D. T. Cooke – Manager, Labour Relations, Montreal

And on behalf of the Brotherhood:

P. Davidson – Counsel, Ottawa

D. McCracken – System Federation General Chairman, Ottawa

D. Brown – Senior Counsel, Ottawa

K. Deptuck – National Vice-President, Ottawa

Wm. Brehl – General Chairman, Vancouver


award of the Arbitrator

It is not disputed that the grievor did make unauthorized use of the Company’s telephones to complete personal long distance calls. The general principles applying to such a case were discussed in CROA 2482, and need not be repeated. For reasons related in that case, the Company has not, in the past, consistently treated the abuse of telephone privileges as theft constituting a dismissable offence (see, e.g., CROA 1650).

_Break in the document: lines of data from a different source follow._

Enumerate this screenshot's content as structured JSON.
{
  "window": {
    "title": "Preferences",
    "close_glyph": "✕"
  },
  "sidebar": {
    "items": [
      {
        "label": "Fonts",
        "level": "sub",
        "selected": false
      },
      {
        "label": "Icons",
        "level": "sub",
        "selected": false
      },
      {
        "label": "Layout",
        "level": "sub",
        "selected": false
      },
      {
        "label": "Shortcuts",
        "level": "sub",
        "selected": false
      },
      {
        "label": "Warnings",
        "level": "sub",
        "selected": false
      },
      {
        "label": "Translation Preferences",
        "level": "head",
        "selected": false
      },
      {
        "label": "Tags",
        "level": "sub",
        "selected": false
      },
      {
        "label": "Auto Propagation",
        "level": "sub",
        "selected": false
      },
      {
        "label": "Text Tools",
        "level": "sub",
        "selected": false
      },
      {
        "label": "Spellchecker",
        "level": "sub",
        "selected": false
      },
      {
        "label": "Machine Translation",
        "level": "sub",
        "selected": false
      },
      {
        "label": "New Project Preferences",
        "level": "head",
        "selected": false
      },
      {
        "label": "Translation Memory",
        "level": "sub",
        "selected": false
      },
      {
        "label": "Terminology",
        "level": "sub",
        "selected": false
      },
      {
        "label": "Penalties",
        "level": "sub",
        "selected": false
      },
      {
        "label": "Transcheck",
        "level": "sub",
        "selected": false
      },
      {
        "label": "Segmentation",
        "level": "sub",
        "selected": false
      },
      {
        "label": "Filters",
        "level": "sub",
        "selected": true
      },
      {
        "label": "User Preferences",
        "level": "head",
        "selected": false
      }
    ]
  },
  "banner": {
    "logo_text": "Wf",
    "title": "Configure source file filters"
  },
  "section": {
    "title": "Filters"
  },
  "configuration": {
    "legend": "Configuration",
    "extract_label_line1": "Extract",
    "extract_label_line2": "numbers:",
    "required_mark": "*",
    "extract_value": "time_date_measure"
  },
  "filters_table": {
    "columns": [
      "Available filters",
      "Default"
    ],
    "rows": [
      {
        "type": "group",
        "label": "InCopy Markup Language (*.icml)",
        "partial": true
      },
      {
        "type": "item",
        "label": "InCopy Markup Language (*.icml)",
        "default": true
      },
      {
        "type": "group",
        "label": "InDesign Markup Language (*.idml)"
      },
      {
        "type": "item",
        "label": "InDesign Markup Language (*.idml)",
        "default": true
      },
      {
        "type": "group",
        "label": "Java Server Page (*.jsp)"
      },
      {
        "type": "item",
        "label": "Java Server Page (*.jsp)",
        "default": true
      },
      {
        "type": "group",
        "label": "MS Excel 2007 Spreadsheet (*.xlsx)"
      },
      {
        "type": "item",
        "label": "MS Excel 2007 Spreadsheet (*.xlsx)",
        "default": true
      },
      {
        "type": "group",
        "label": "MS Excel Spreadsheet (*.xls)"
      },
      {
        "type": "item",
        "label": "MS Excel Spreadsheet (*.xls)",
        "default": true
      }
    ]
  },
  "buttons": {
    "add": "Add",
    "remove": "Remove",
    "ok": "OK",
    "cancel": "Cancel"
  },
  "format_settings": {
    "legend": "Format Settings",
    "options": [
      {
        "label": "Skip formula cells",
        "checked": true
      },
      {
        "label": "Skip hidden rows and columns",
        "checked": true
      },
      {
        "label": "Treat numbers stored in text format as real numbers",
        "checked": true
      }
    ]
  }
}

In the case at hand there are, in addition, certain mitigating factors. Primary among them is the unrebutted assertion of the grievor, who was the bridgetender at Pitt River for some twelve years, the he regularly used the company telephone to make personal calls, some of which were long distance. He had never been directed to any rule to the contrary. According to Mr. Carkner’s account, he was given to understand, from the bridgetender who trained him years ago, that it was not improper to make use of the telephone in that way.

Moreover, the Arbitrator is not satisfied that Bulletin VI-473, an information bulletin dated January 15, 1992 relating the disciplinary treatment of more than thirty employees for various infractions, one of which related to the unauthorized use of the Company’s telephones, is a sufficiently clear communication to the employees of a Company rule or the consequences that would necessarily flow from it. While that bulletin contains the account of a machine operator who was apparently discharged for charging personal long distance calls in violation of posted instructions, it does not give an employee in the position of the grievor full information as to all of the factors considered in that case. At best, accepting that the grievor is under a general obligation to remain informed as to content of bulletins, it is arguable that he should have made inquiries to clarify whether he was violating a Company rule or policy.

In the circumstances, having regard to the principles related in CROA 2482, the Arbitrator is satisfied that a reduction of penalty is appropriate in the circumstances. The grievor shall be reinstated into his employment, without compensation or benefits, and without loss of seniority.